Jonathan named Mohammed as his reelection campaign director on Thursday and he would be supported by a former senate president, Ken Nnamani, the Secretary to the Government of the Federation, Anyim Pius, and the political adviser to the President, Rufa’i Alkali.

Mohammed’s appointment has led to the revelation of a bribery case for which he and other senior officials of the Olusegun Obasanjo administration were indicted of by a German court in 2007.

According to the report, a 4 October 2007 ruling against Siemen AG, the Munich State Court named Mr. Mohammed as one of the recipients of 77 hefty bribes paid by Siemen officials in three countries, Nigeria, Russia and Libya.

The indictment, published in November 2007 by the United States-based Wall Street Journal, listed Mr. Mohammed, who at the time was the Minister for Communications as having received millions of Euros in bribes, alongside other Nigerian cabinet members, to allow the German Conglomerate a piece of the Nigerian telecoms market.

The court said Siemen AG paid more than 10 million euros to Mr. Mohammed, former telecommunications ministers, Tajudeen Olarewaju, Cornelius Adebayo and Haruna Elewi, as well as an unnamed Senator, an unnamed immigration officer, and the PDP.

President Olusegun Obasanjo appointed Mr. Mohammed as the Nigerian minister of Communications in June 2001.

His appointment coincided with the time the FG was planning to privatise the Nigerian Telecommunications Limited, NITEL.

According to the court papers, Mr. Mohammed received 550,000 euros in kickback in July 2002 and another 150,000 euros in August 2003.

It also said several ministers under the Obasanjo government received unspecified sums of money on behalf of the ruling PDP.

“According to the Munich court ruling, Edward Seidel, who headed Siemens’ operations in Nigeria earlier this decade, helped deliver many of the bribes to the final recipients,” the US Wall Street Journal reported at the time.
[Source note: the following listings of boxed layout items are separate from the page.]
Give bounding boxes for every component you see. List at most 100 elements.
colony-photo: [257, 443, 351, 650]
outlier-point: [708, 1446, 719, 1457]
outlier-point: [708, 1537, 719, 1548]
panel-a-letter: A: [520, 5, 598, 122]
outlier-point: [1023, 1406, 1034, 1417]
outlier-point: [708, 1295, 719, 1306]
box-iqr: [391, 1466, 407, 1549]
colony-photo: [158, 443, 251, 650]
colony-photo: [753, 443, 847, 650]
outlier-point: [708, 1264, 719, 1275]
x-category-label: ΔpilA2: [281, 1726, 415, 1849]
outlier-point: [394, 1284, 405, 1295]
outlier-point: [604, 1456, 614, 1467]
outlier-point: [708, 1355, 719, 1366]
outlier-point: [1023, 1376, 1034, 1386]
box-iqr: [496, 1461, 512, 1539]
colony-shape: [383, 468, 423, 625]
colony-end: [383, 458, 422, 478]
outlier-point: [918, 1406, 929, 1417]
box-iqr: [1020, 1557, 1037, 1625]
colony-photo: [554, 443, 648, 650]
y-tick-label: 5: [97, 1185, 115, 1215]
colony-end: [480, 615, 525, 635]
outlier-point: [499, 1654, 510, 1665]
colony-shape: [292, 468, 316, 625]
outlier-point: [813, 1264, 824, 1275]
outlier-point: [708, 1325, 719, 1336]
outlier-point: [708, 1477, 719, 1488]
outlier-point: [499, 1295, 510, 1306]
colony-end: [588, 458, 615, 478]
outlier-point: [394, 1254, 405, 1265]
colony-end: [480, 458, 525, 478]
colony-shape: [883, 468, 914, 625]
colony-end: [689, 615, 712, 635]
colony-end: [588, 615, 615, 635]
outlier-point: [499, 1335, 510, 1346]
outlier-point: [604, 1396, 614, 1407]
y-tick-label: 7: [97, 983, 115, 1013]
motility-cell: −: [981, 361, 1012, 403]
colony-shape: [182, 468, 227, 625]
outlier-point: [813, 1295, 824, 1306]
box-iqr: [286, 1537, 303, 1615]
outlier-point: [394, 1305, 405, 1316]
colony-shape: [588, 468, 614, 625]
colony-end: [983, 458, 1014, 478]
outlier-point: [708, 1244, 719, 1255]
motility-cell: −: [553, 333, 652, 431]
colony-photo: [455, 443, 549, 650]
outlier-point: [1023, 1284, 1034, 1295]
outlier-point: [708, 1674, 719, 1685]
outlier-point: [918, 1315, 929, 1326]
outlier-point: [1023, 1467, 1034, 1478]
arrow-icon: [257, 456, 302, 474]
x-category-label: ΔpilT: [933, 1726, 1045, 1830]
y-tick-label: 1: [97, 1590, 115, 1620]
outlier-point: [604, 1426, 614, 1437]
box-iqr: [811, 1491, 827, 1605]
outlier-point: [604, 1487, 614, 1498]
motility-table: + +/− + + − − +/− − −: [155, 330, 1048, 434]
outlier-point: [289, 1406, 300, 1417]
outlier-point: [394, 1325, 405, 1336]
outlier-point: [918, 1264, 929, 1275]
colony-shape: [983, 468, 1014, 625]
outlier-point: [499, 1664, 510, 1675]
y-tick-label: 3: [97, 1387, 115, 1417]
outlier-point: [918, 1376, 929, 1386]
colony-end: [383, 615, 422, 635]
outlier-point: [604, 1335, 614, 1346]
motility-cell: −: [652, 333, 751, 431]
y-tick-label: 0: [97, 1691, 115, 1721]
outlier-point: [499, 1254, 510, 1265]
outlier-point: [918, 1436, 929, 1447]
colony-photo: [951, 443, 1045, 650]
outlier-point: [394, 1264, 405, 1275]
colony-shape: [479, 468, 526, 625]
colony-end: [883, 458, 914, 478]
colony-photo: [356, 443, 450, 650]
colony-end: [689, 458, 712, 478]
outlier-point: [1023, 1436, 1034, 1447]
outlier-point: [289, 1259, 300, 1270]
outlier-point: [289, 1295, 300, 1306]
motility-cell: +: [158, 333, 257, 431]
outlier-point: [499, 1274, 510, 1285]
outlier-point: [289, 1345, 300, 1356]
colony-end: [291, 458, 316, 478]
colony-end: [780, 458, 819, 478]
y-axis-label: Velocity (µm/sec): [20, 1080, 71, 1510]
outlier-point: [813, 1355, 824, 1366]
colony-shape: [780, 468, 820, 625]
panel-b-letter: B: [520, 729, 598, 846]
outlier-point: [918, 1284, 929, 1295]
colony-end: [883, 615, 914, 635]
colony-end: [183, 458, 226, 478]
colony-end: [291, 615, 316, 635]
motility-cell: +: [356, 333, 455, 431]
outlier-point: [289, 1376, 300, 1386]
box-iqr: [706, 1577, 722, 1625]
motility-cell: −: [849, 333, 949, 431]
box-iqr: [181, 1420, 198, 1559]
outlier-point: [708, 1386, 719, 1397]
“In August (2003), according to the (Munich) court, Mr Siekaczek and Mr Siedel funnelled a 150,000 euros bribe to Mr. (Bello) Mohammed, following a 550,000 euros payment the year before when he was still the Nigerian telecommunications minister,” the paper reported.

According to the paper, “the Munich court estimated that the roughly 12million euros bribes in Nigeria, Russia and Libya produced at least 200 million euros in ‘unlawful economic advantages’ for Siemens.”

The Munich court also said the bribe payments was coordinated by a top Siemens Manager, Reinhard Siekaczek.

Siemens, at the time, accepted responsibility for the misconduct of Mr. Siekaczek and agreed to pay 210 million euros in fines to the German government.

Following the indictment of Mr. Siekaczek, German prosecutors said they would not pursue action against non-German citizens who were identified as recipients of the bribes, leaving them to be punished by their own governments.

But seven years later, Mr. Mohammed, and other recipients of the bribes, have escaped justice with two investigations by the EFCC and ICPC yielding no indictments.

It is however not clear if President Jonathan is aware of corruption allegation against Mr. Mohammed.